Automatically Restarting a Failed Windows Process

Whether it’s a critical process running on a server or an application on your desktop – sometimes processes terminate and need to be restarted – immediately.

With EventSentry & EventSentry Light you can do just that: Automatically restart processes immediately after they terminate.

In the past, one drawback of EventSentry launching a process was the side effect that any process started by the EventSentry agent would run under the same account as the EventSentry agent itself (usually a privileged domain account or LocalSystem).

In this post I’ll discuss how you can work around that limitation in a secure manner using a scheduled task. When the critical process fails, instead of launching the process directly through a process action, EventSentry will trigger a scheduled task instead. Why? Because scheduled tasks allow you to configure under which user a task will run – and the user’s password is securely stored in Windows.

The recipe for accomplishing this feat is as follows:

  • Process Monitoring monitors the process
  • An event log filter looks for the “failed process” event and triggers a process action
  • The process action starts a scheduled task

Let’s look at this in detail. First, on the host where the critical but unstable task is running, you create a schedule task in the Windows “Task Scheduler”. Under General, give the task a descriptive name (“Start Super Important App”) and change the user under which the program should be running under. In most cases you will also want to make sure that you configure the task to run whether a user is logged on or not. Then, under “Actions”, add a new action “Start a program” which points to the executable that should be launched. After you click “OK” you will be prompted for the password for the user.

Scheduled Task
Creating a scheduled task

The next step is to setup process monitoring in EventSentry. Right-click “System Health” and create a new package and assign it to the computer(s) in question. Right-click the newly added package and select “Add – Processes”. Click the newly added object and add the name of the process which should be monitored. You can configure how many instances of the processes are required, and with which severity the event will be logged when the process is inactive.

process monitoring
Configuring process monitoring

Now we create a new “Process” action. Right-click the “Actions” container, select “Add” and enter a descriptive name (e.g. “Trigger Super Important App”). In the Filename field specify:


And for the Command Line Arguments enter:

/Run /TN “Start Super Important App”

This uses the built-in Microsoft utility schtasks.exe to run the task we created in our first step. At this point EventSentry will monitor the specified process and log an event if the process is inactive. And while we do have an action to trigger the scheduled task, we still need to tell EventSentry when to launch that action.

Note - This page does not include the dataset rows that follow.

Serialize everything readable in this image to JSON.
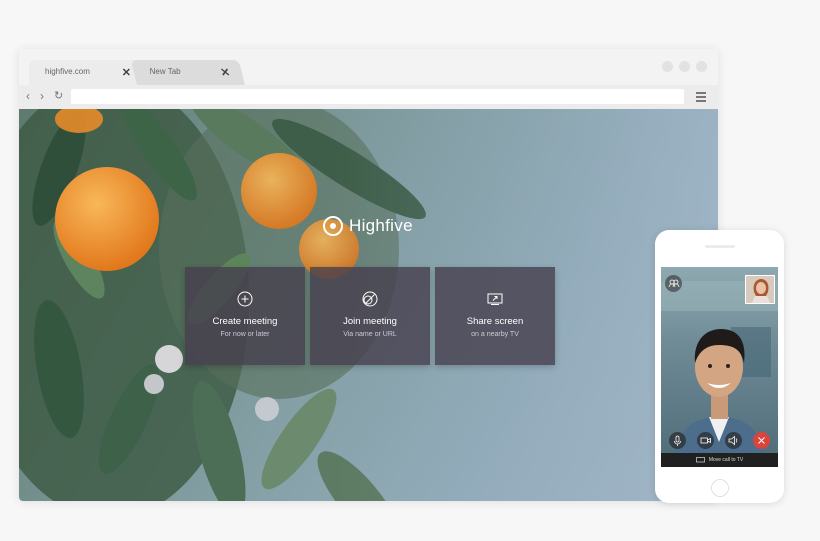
{
  "browser": {
    "tabs": [
      {
        "label": "highfive.com",
        "close": "✕"
      },
      {
        "label": "New Tab",
        "close": "✕"
      }
    ],
    "nav": {
      "back": "‹",
      "forward": "›",
      "reload": "↻"
    }
  },
  "app": {
    "logo_text": "Highfive",
    "cards": [
      {
        "title": "Create meeting",
        "subtitle": "For now or later",
        "icon": "plus-circle-icon"
      },
      {
        "title": "Join meeting",
        "subtitle": "Via name or URL",
        "icon": "join-circle-icon"
      },
      {
        "title": "Share screen",
        "subtitle": "on a nearby TV",
        "icon": "screen-share-icon"
      }
    ]
  },
  "phone": {
    "tv_bar_label": "Move call to TV",
    "controls": [
      "mic-icon",
      "camera-icon",
      "speaker-icon",
      "end-call-icon"
    ]
  },
  "colors": {
    "card_bg": "#463e4e",
    "end_call": "#d9443d",
    "page_bg": "#f7f7f7"
  }
}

EventSentry Process Action
Configuring a process action to start a scheduled task

For the next step, right-click the “Event Logs” container, select “Add Package” and give that package a descriptive name. Then assign the package to the same host. Right-click the newly added package and add a filter by clicking “Add Filter”. In the filter dialog, add the “ Trigger Super Important App” action to the action list and configure the following fields:

Event Log Include Filter Rule
Setting up a rule to trigger the process action

Event Severity: Information
Event Log: Application
Event Source: EventSentry
Category: Process Monitoring
Event ID: 10401
Content Filter (wildcard): *critical_app.exe*

Important Notes: The event severity will need to match whichever severity you selected when adding the process monitoring object in the system health package. The content filter can also be configured to match insertion string #1, in which case the wildcards are not necessary.

And that’s all there’s to it, simply save the configuration when you are done. If the process is running on a remote host then don’t forget to push the configuration to that host.